According to the FBI, CEO fraud is on the rise. These email scams — so named because the emails appear to originate from the boss of a company — involve convincing an employee to wire money to the scamsters. In just the past three years, the FBI estimates that organizations have lost more than $2.3 billion to these fraudsters. On April 4, 2016, the FBI posted an alert on their website warning companies of a significant uptick in this type of fraudulent activity occurring since January 2015.
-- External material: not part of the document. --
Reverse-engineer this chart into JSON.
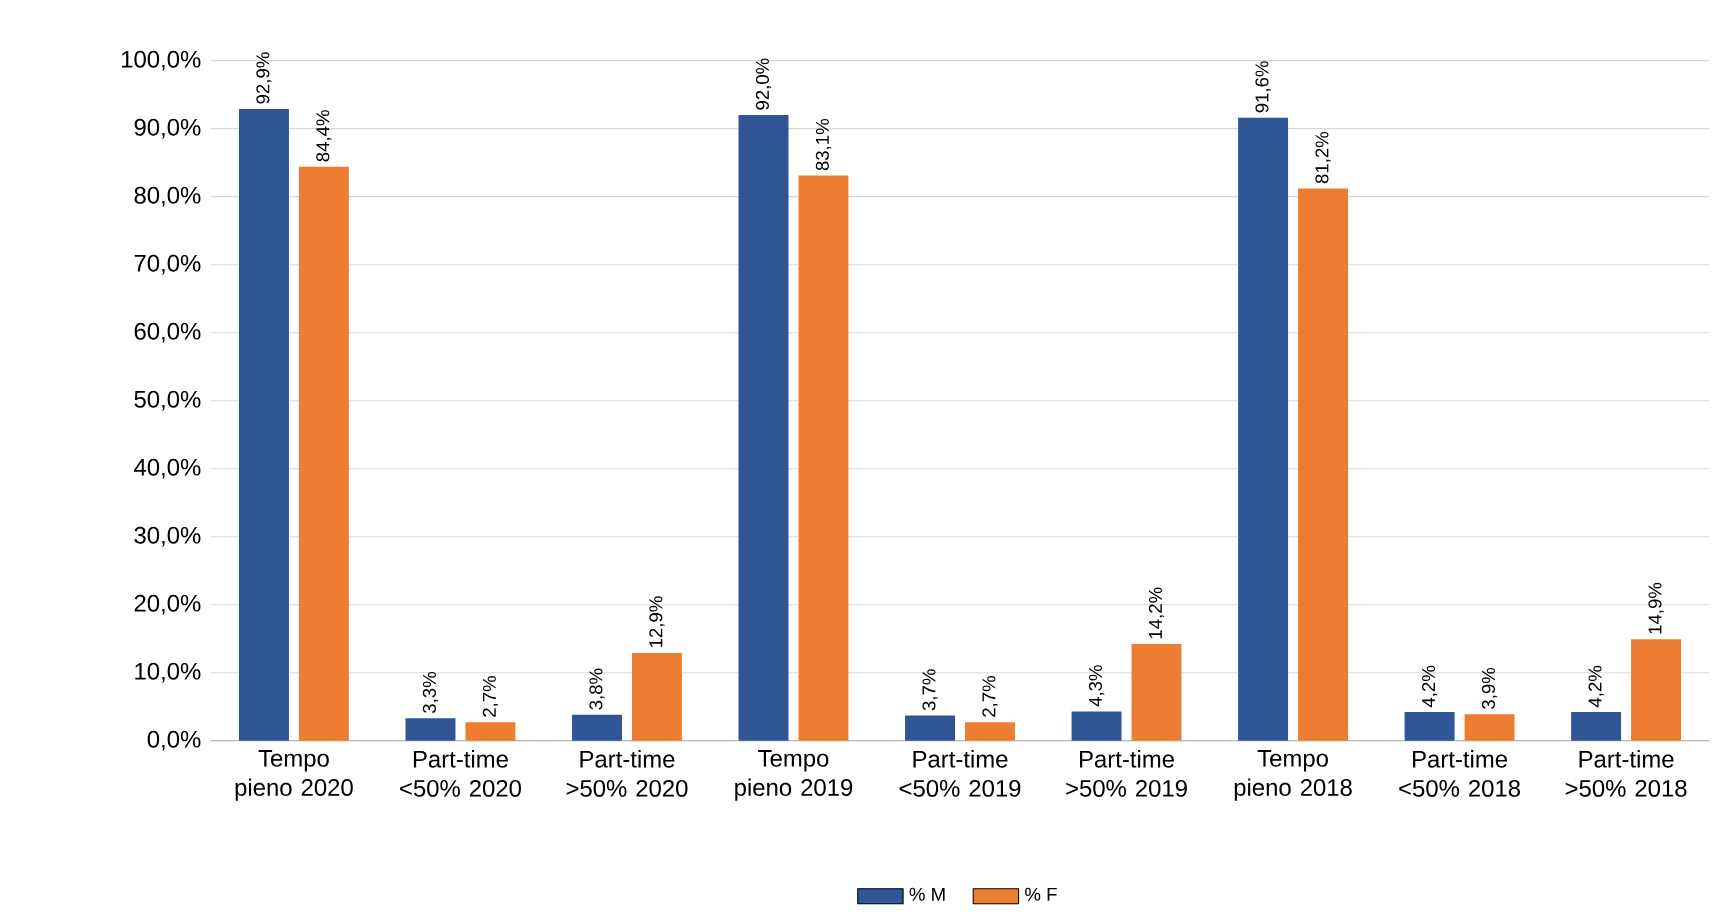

FBI Alert Tells of Increasing Problems
Since that time, the FBI noted that losses stemming from these scams — and their victims — have increased by 270 percent. The alert further stated that the agency has seen CEO scams in all 50 states as well as in more than 79 countries. This type of scam typically begins in one of two ways. In the first instance, the thieves phish an executive and gain security access to their inbox. In the second scenario, the fraudsters target employees by using an email address that is a letter or two different from the true domain name. Often the changes in the letters are subtle enough that busy employees don’t notice the discrepancy.
Why CEO Scams Work
CEO scams are so successful for several reasons, plus, they have a track record of success, which has prompted an expansion in their utilization by crooks. One reason is because these emails don’t set off spam alerts since they aren’t pushed out en masse. Instead, these fraudsters take the time to research the company’s organization, activities, relationships and more. By browsing the company’s website to obtain employee email addresses, they can send out messages that purport to be from CEOs or other upper-level management of that company. In another scenario, in which an inbox has been compromised, the crooks search for words such as “deposit” or “invoice” to determine if the company routinely utilizes wire transfers.
More Adept and Versatile Than Malicious Software
Scam artists that use CEO scams are often more nimble about sliding past security measures put into place by businesses to reduce the likelihood of having their accounts hacked. Rather than unleash viral software that embeds itself on the computer, for example, these thieves convince the employees to wire the money directly to them. While most companies are hit with losses averaging between $25,000 and $75,000, the FBI has noted that some companies have lost millions of dollars.
It’s clear that businesses need to adopt tighter controls when it comes to authenticating emails. Additionally, providing an additional security system that involves another method of verification for transactions that cross a previously established threshold gives companies another layer of protection.